Такие думки поднимали настроение. На очередную светлую поляну он выскочил в полном согласии с солнцем и весной. Все верно! Разлапистая ель. Костерок под ней. Местная аборигенка в веселом платьице.
Он забыл ее имя и просто сказал:
— Здравствуй. Ждала меня?
— Ждала, — распахнула она кофтенку, прикрывшую платье. — Садись, коли проголодался.
— Верно, я не завтракал.
— Ия не завтракала по утрешку. дас таким‑то мужиком!
Похвала пришлась по душе. Да и соседство такое славное — вспомнилось позапрошлое лето.
— Странно, я с тех пор тебя не встречал. Ты вроде как постарела.
— Э! Это с какой‑то стороны меня повертеть!
— Да уж поверчу, не беспокойся.
— Чего бабе беспокоиться, коль мужик такой охочий.

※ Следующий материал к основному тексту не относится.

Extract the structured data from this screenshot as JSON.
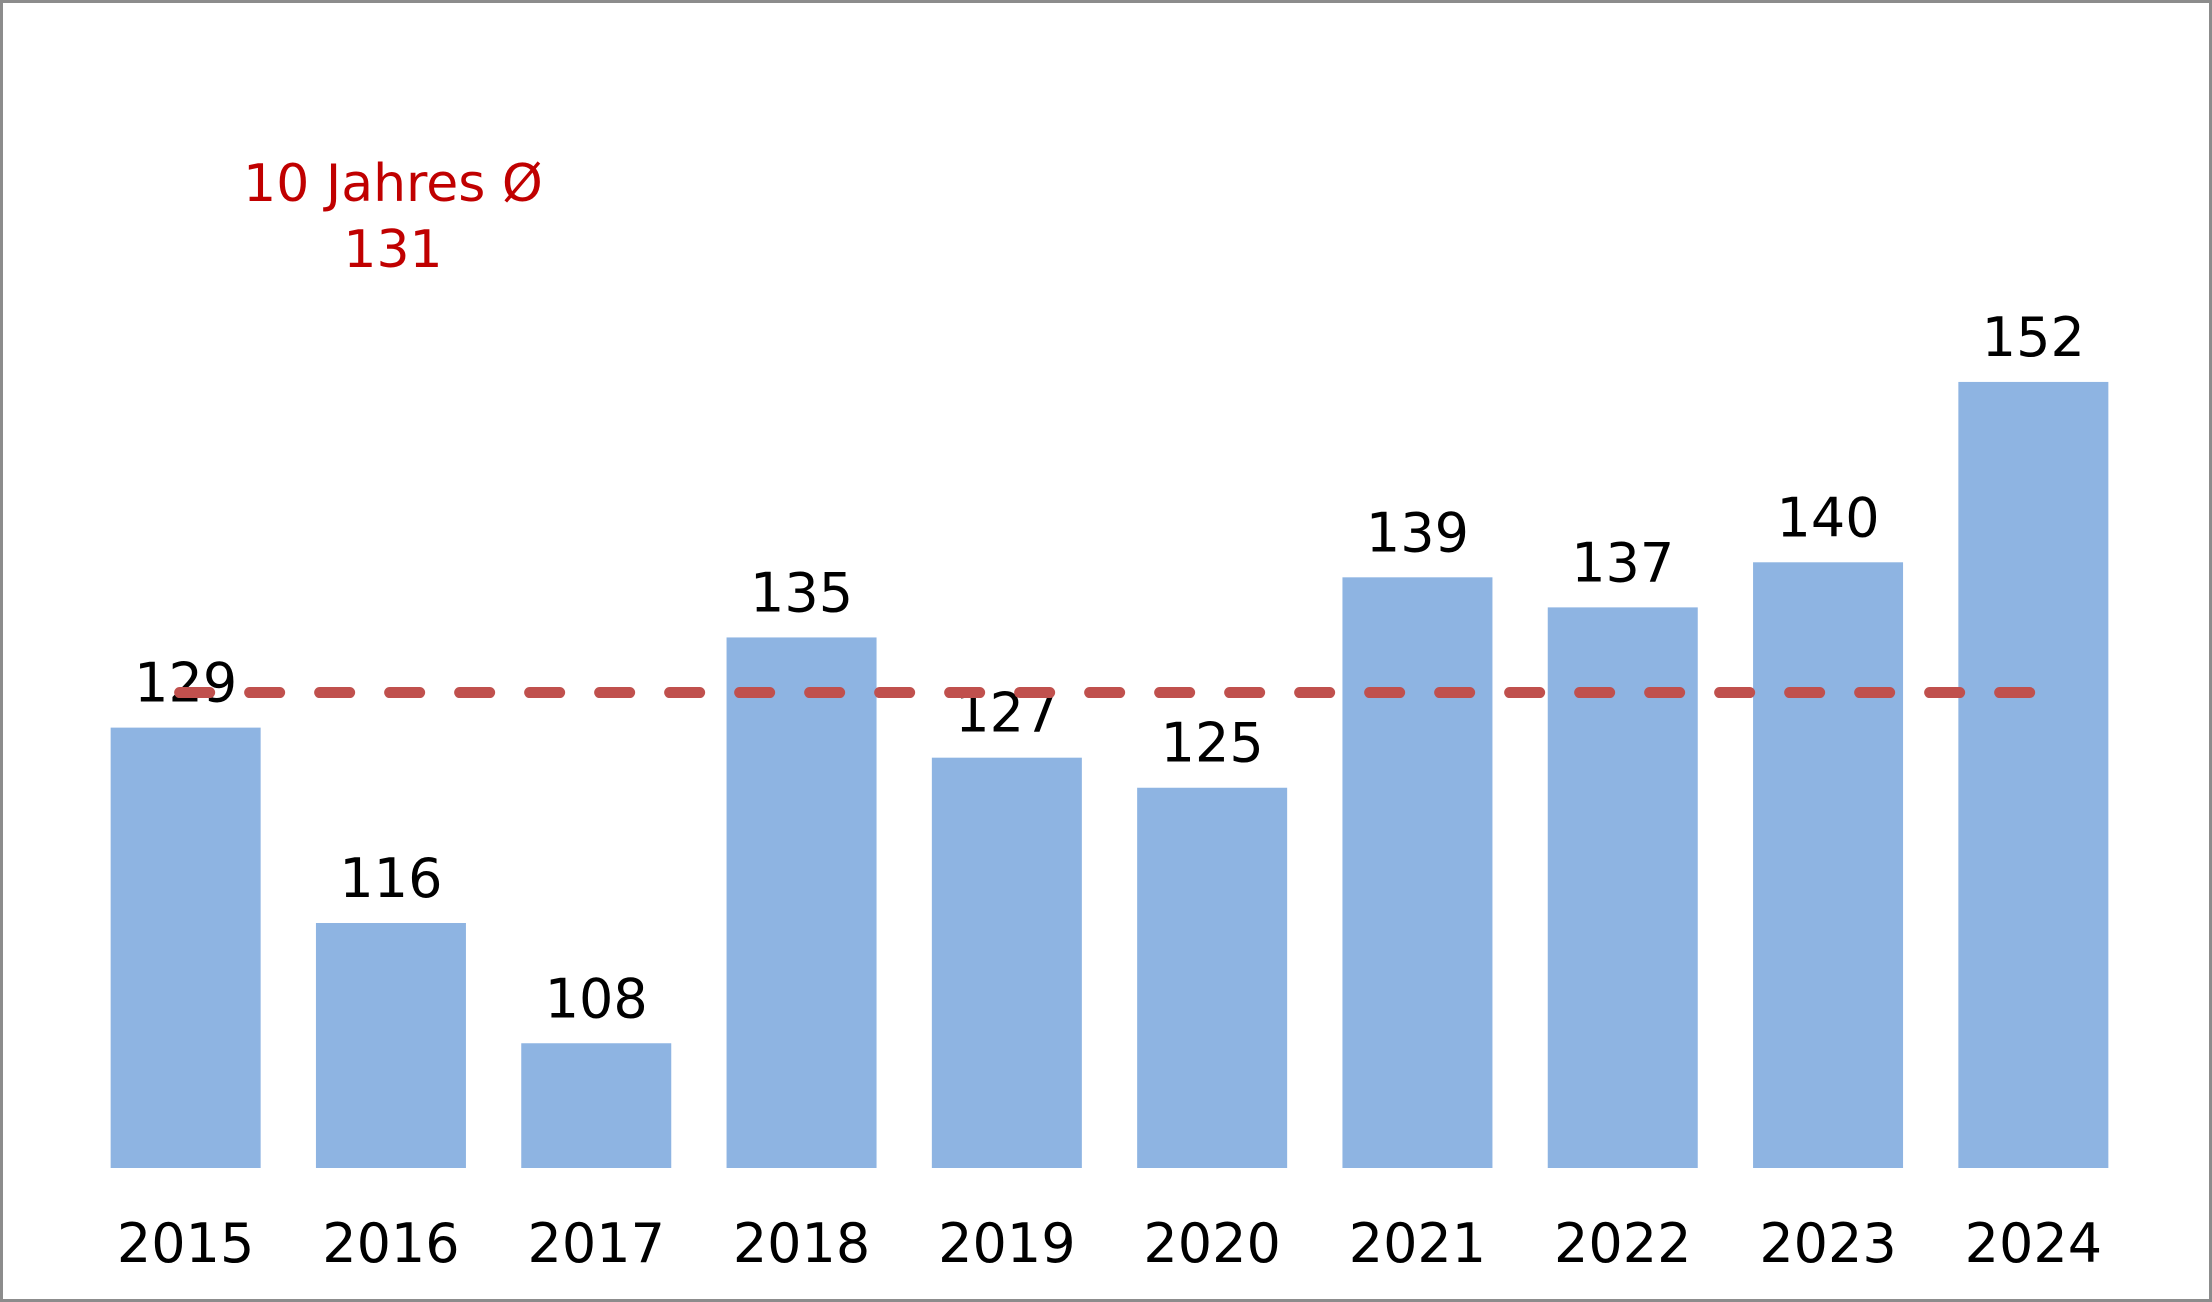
{
  "chart_data": {
    "type": "bar",
    "title": "",
    "xlabel": "",
    "ylabel": "",
    "categories": [
      "2015",
      "2016",
      "2017",
      "2018",
      "2019",
      "2020",
      "2021",
      "2022",
      "2023",
      "2024"
    ],
    "values": [
      129,
      116,
      108,
      135,
      127,
      125,
      139,
      137,
      140,
      152
    ],
    "data_labels": [
      "129",
      "116",
      "108",
      "135",
      "127",
      "125",
      "139",
      "137",
      "140",
      "152"
    ],
    "ylim": [
      100,
      152
    ],
    "grid": false,
    "legend": "none",
    "bar_color": "#8eb4e2",
    "reference_line": {
      "value": 131,
      "style": "dashed",
      "color": "#c0504d"
    },
    "annotation": {
      "line1": "10 Jahres Ø",
      "line2": "131",
      "color": "#c00000"
    }
  }
}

Она растянулась на бывшей при ней холщовой подстилке, а платьишко как‑то и само собой задралось. Деревенские, они ведь разных трусишек не носят. Да, но в позапрошлое лето на ней были и трусишки шелковые, и нижняя такая же рубашонка — все промокло, но по-молодому горячее и упруго-тугое. Чего же теперь‑то? Сверху вроде как два обвисших мешка вывалились, снизу какие‑то синие жилы вдоль ляжек плетьми плетутся.
— Да ты совсем не та! Ты чего растопырилась? — Он бешено подтянул ремень. — Чего меня поманула? За два года так не стареют!
— Не два, — был обиженный ответ, — а все сорок. Сколь тебе надоть, недотепа? Иль не стоить? Так все равно — за обиду‑то плати. А то мужик мой к тебе придет да все дворцы твои пожгеть. Да хоть и сейчас. Где‑то тут лесок твой рубит, чего на шкалик ему не подработать. Барин да миллионщик, а рублишка какого завалящего нету?.. Счас я позову! — вскочила, отряхиваясь, баба. — Федул. беги с топором! Наси-илують!..
Не страх сразил Савву — намек на его жадность. Какие деньги могли быть при утренней скачке! Он повинно сказал:
— Приходи в усадьбу. Заплачу.
Но из‑за спины его Николай гаркнул:
— Нэ надо! Нэ ходить! На, стерва! — бросил он деньги и выскочившему из чащи мужику погрозил кинжалом: — Прочь! Заколю!
Хозяину он ничего не сказал, который поплелся обратно. Николай, разумеется, позади. Кто их знает, этих дурных мужиков?